The spread of legalized wagering has created unprecedented interest in betting, betting lines, and betting outcomes. And when the betting outcome creates a strange outcome for a provider of betting, it becomes news.
And, in turn, an advertisement for more betting.
Consider the item currently on the front page of ESPN.com, regarding the supposed “worst-case scenario” that unfolded for Caeser’s Sportsbook when a last-play, garbage-time touchdown pushed the final score in Santa Clara from 49ers 30, Cardinals 26 to 49ers 36, Cards 26.
“We needed the Cardinals to lose by more than 10 since no parlays lost and Arizona backers at more than 10 didn’t lose,” Caesers director of trading Jeff Davis told Ben Fawkes of ESPN.com. “San Francisco by four was no good, but by 10 was worse. We needed [the 49ers] by 11 or more.”

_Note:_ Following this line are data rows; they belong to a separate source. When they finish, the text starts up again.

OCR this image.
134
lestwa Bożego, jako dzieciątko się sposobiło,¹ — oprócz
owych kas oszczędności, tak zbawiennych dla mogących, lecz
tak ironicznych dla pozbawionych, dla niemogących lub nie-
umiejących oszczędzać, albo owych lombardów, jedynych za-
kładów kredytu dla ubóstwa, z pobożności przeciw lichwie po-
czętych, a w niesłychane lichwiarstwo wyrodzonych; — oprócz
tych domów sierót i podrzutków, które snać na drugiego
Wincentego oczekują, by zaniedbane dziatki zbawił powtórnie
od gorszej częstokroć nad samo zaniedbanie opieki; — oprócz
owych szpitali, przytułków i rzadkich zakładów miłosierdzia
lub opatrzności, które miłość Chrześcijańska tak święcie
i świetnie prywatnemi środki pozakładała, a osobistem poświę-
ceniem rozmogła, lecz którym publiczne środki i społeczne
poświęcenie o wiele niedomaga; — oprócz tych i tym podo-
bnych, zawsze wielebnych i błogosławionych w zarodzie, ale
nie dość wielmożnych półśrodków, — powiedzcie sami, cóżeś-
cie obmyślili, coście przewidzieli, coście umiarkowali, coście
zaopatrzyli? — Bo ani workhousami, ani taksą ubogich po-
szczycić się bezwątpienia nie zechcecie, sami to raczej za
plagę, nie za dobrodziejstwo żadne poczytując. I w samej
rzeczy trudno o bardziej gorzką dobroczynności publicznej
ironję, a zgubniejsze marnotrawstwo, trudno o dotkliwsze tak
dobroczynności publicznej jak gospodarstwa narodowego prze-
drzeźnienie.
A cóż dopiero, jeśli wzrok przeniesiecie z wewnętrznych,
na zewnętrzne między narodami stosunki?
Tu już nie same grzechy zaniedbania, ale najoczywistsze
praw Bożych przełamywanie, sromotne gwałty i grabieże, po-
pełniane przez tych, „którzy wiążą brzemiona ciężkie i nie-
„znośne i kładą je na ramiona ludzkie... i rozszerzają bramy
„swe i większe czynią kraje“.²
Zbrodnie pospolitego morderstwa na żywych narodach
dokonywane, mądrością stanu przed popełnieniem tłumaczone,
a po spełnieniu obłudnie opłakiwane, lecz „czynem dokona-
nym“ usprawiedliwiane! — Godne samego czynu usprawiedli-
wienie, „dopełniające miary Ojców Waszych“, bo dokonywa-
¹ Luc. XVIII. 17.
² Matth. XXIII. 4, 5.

The line had opened at San Francisco minus-13.5, and it closed at San Francisco minus-10.
The article contains no information about the money lost by Caeser’s, but the reality continues to be that the house . . . always . . . wins, even when it loses. Because when it loses, bettors smell blood in the water. Even if it’s ultimately their own.
That’s how it works. The house wins some and loses some and over time it’s going to win. So shed no tears for Caeser’s. We hear about the rare occasions when they take a bath; the rest of the time, the bath is taking you.